Après de nombreuses années de recherche et de résultats décevants, le laboratoire américain Biogen est enfin parvenu à mettre au point une molécule capable de soulager significativement les symptômes chez les personnes atteintes de la maladie d’Alzheimer. Des avancées positives qui suscitent l’espoir chez les patients.

Des résultats prometteurs

En mars 2019, les résultats des essais menés sur 2 000 patients n’étaient pas concluants contrairement aux attentes, obligeant le laboratoire à renoncer au traitement.

Cependant, de nouvelles données qui n’avaient pas pu être analysées avant l’interruption des recherches ont conduit à des conclusions encourageantes.

En effet, contrairement à celles qui prenaient un placebo, les personnes atteintes de la maladie d’Alzheimer en phase initiale et qui ont obtenu de fortes doses ont ressenti une diminution des symptômes.

Un ralentissement du déclin fonctionnel

Le neurologue Bruno Dubois, chef du service des maladies cognitives et comportementales à l'Hôpital de la Pitié-Salpêtrière, se félicite de cette nouvelle au micro de France Inter.


Il explique que

« C’est la première fois depuis le début des recherches qu’une amélioration est constatée au niveau des capacités cognitives et des fonctions telles que la mémoire, l’orientation spatiale et le langage ».
« Il existe une évolution majeure (de l’ordre de 40 %) concernant l’autonomie des personnes souffrant de cette maladie »

Ajoute-t-il.

Agissant sur les lésions cérébrales, le traitement retarde le déclin fonctionnel, ce qui facilite grandement le quotidien des patients.

Pour Bruno Dubois,

« Ces énormes progrès constituent une bonne base pour espérer un avenir meilleur pour les patients qui espèrent toujours un médicament efficace pour lutter contre cette maladie ».
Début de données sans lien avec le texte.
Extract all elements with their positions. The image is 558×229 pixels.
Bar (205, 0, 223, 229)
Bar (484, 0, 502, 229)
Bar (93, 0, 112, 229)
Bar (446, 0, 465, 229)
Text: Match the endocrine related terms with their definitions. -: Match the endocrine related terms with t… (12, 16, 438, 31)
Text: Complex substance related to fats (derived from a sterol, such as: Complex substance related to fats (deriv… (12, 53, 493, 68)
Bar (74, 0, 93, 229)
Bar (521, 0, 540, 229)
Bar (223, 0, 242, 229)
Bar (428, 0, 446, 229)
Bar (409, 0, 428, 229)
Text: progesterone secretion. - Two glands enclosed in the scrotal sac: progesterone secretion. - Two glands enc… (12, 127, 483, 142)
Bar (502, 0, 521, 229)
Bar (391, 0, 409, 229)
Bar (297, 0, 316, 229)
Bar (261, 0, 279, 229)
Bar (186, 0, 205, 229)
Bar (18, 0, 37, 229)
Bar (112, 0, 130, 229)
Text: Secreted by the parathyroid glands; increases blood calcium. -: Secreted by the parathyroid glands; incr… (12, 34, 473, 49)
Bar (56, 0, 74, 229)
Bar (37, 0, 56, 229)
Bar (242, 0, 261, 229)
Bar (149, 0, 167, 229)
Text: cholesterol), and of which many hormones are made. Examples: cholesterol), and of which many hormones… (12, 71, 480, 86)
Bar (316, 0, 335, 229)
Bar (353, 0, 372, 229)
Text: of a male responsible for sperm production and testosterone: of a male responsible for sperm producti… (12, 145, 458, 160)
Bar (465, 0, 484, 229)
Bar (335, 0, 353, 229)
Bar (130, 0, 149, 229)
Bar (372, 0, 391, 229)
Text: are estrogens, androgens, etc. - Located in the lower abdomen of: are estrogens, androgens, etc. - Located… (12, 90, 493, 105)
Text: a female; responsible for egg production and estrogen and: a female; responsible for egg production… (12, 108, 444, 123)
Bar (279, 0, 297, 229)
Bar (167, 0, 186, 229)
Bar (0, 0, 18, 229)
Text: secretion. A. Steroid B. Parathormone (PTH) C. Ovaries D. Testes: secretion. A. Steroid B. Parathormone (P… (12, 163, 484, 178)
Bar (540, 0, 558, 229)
Bientôt une demande d’autorisation de mise sur le marché

Au regard de ces résultats probants, le laboratoire Biogen projette de demander une autorisation de commercialisation aux États-Unis et en Europe en début d’année prochaine.

Toutefois, cette démarche nécessite un certain nombre de validations avant une éventuelle mise sur le marché.

Donc, le médicament devra encore attendre l’aval de l’autorité américaine des médicaments.

Pour rappel, dans le système de santé français, tous les traitements de la maladie d’Alzheimer sont pris en charge par l’Assurance maladie et la mutuelle santé.